Consider homosexuality, disclosures of sexual preference in 1950's England or in modern Saudi Arabia were, and are, fatal. Cf. Alan Turing!
Privacy breeches can, and do, kill. We should take this very seriously.
Preventing ideologies that lead to killing people is what needs to be worked on, not forcing people to live closeted lives.
https://newatlas.com/ai-detects-gay-faces-criticisms-study/5...
If you can establish statistical significance that no cameras -> cameras (actual causality, not mere correlation) causes a drop in (public) robery-related homicide, and a majority of people believe that drop to be significant enough to warrant the loss of privacy, then sure, you put up cameras. You don't do it because a few people got scared.
You know what also reduces gun-related incidents: denying people the ability to have guns. It won't eliminate them (there's always a black market for everything), but it'll damn well reduce them, probably to a point that reasonable people would believe is an acceptable number.
More people will die of murder and suicide in an armed society, but it's the price we pay to protect against an existential threat to our culture's way of life, which in aggregate is more important than the tens of thousands of lives lost every year to gun violence. It's not good enough to just say that a disarmed society is safer. You have to show how we can have equal protection against a government run amok without guns. So far as I know, there's nothing equal. Human history is quite long. I don't think it's a coincidence that the number of democracies in the world exploded so very close to the same time in our history that guns became widely available and cheap enough for average citizens to own. Be careful about tearing down a foundational pillar of what keeps governments in check. This isn't some abstract fear. It's tangible, and it's already happened repeatedly.

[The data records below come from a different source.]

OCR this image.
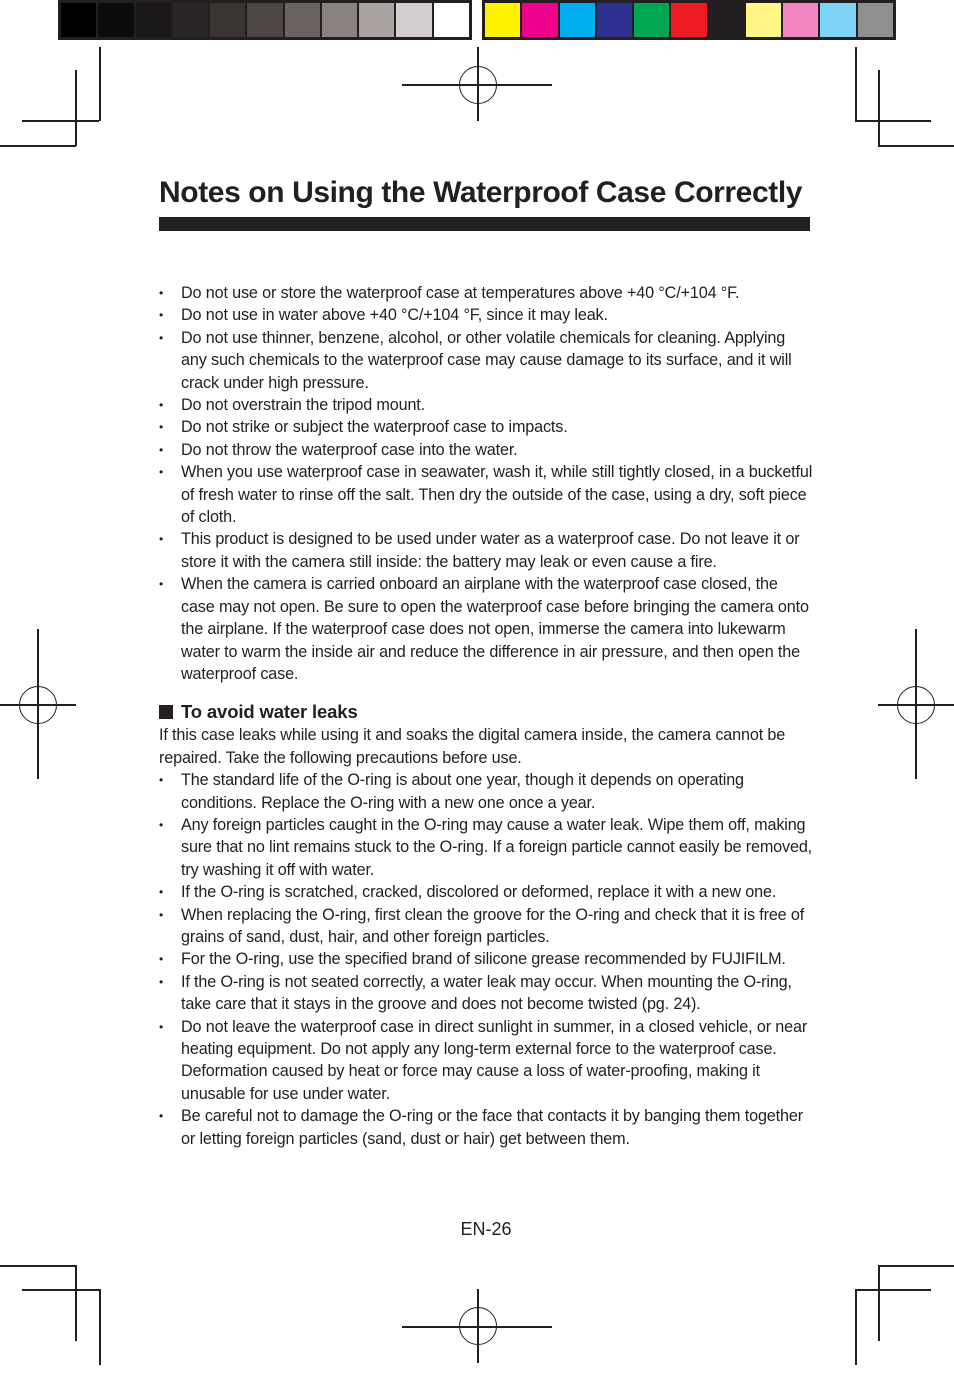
Notes on Using the Waterproof Case Correctly
•	Do not use or store the waterproof case at temperatures above +40 °C/+104 °F.
•	Do not use in water above +40 °C/+104 °F, since it may leak.
•	Do not use thinner, benzene, alcohol, or other volatile chemicals for cleaning. Applying any such chemicals to the waterproof case may cause damage to its surface, and it will crack under high pressure.
•	Do not overstrain the tripod mount.
•	Do not strike or subject the waterproof case to impacts.
•	Do not throw the waterproof case into the water.
•	When you use waterproof case in seawater, wash it, while still tightly closed, in a bucketful of fresh water to rinse off the salt. Then dry the outside of the case, using a dry, soft piece of cloth.
•	This product is designed to be used under water as a waterproof case. Do not leave it or store it with the camera still inside: the battery may leak or even cause a fire.
•	When the camera is carried onboard an airplane with the waterproof case closed, the case may not open. Be sure to open the waterproof case before bringing the camera onto the airplane. If the waterproof case does not open, immerse the camera into lukewarm water to warm the inside air and reduce the difference in air pressure, and then open the waterproof case.
To avoid water leaks

If this case leaks while using it and soaks the digital camera inside, the camera cannot be repaired. Take the following precautions before use.

•	The standard life of the O-ring is about one year, though it depends on operating conditions. Replace the O-ring with a new one once a year.
•	Any foreign particles caught in the O-ring may cause a water leak. Wipe them off, making sure that no lint remains stuck to the O-ring. If a foreign particle cannot easily be removed, try washing it off with water.
•	If the O-ring is scratched, cracked, discolored or deformed, replace it with a new one.
•	When replacing the O-ring, first clean the groove for the O-ring and check that it is free of grains of sand, dust, hair, and other foreign particles.
•	For the O-ring, use the specified brand of silicone grease recommended by FUJIFILM.
•	If the O-ring is not seated correctly, a water leak may occur. When mounting the O-ring, take care that it stays in the groove and does not become twisted (pg. 24).
•	Do not leave the waterproof case in direct sunlight in summer, in a closed vehicle, or near heating equipment. Do not apply any long-term external force to the waterproof case. Deformation caused by heat or force may cause a loss of water-proofing, making it unusable for use under water.
•	Be careful not to damage the O-ring or the face that contacts it by banging them together or letting foreign particles (sand, dust or hair) get between them.
EN-26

I think stickfigure is trying to say that, with cameras above head, which will result in higher probability of being caught if someone commits a crime, the one who would commit a crime if there was no camera will refrain from committing a crime.
With cameras, the probability of losing life will be smaller than without them.
I submit that that statement is false, and removing someone's privacy rights can indeed result in their death.
And that's not even really the point: I am ok with there being a price to privacy, even if that is some amount of deaths that might otherwise be reduced.